The electron spin of a near-surface NV center in diamond is used as a quantum sensor to search for the hypothetical ALP-mediated monopole–dipole interaction with nucleons in a half-ball lens. The NV center was created by implantation of 10 keV\({\mathrm{N}}_2^ +\) ions into [100] bulk diamond and annealing for 2 h at 800 °C in vacuum. The diamond was then oxidatively etched for 4 h at 580 °C. The depth of the NV center was estimated to be <10 nm. Nanopillars were fabricated to improve the detection efficiency of the photoluminescence, with which a photoluminescence rate of 100 kcounts s⁻¹ was achieved in the experiment. The NV center is confirmed to be single by measurement of the second-order correlation function (Supplementary Fig. 2 and Supplementary Note 1).

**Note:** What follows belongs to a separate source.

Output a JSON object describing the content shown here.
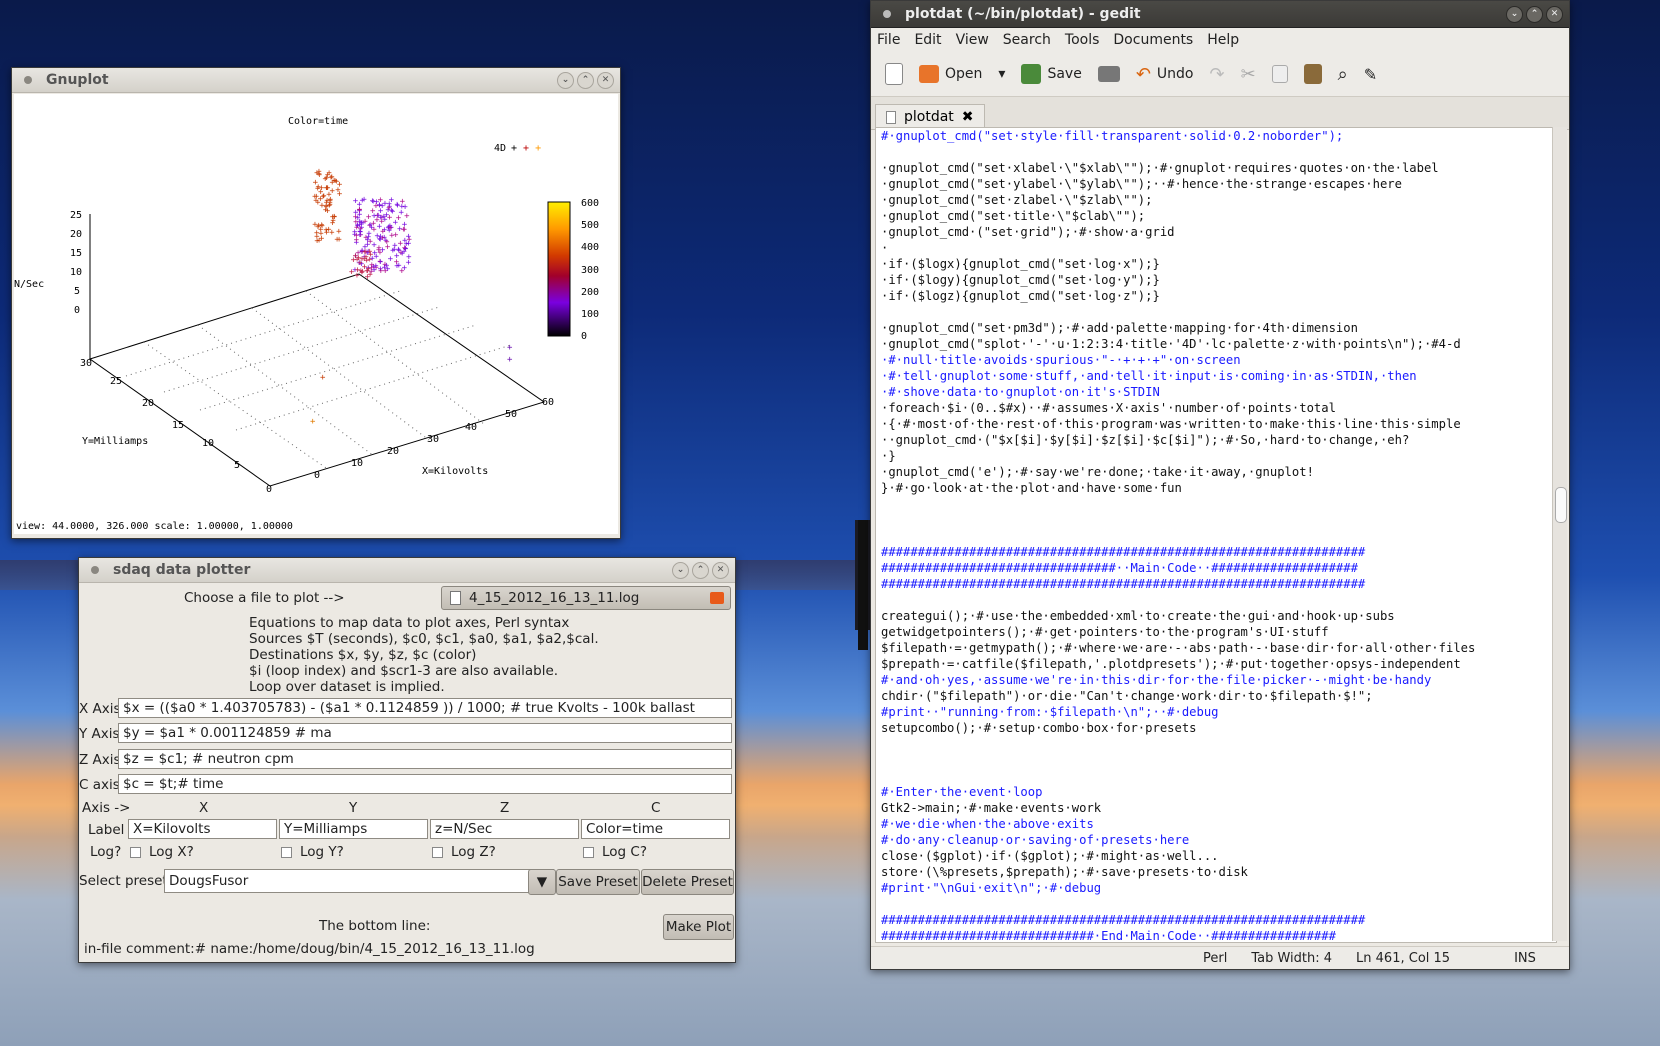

An optically detected magnetic resonance setup combined with an AFM, which is similar with setup reported in ref.³⁹, was constructed to search for the spin–mass interaction. The 532 nm green laser pulse passed through an acousto-optic modulator and an objective to be focused on the NV center to initialize the electron-spin state. The phonon sideband fluorescence with wavelength of 650–800 nm went through the same objective and was collected by an avalanche photodiode with a counter card to realize state readout. Microwave pulses, which were generated by IQ modulation with a 4.2 GSa s⁻¹ arbitrary waveform generator (Keysight 81180A) and a vector signal generator (Keysight E8267D) were amplified by a power amplifier (Mini-Circuits ZHL-16W-43-S+) and delivered by a copper microwave wire to manipulate the electron-spin state. The tuning fork-based atomic force microscope was utilized to position the half-ball lens and to drive the half-ball lens to vibrate. The state initialization, manipulation, and readout of the electron spin were synchronized with the vibration of the half-ball lens with an arbitrary sequence generator (Hefei Quantum Precision Device Co. ASG-GT50-C). Details of the experimental setup are shown in Supplementary Fig. 1 and Supplementary Note 1.

Data availability

Data supporting the findings of this study are available within the article and its Supplementary Information file, and from the corresponding authors upon reasonable request.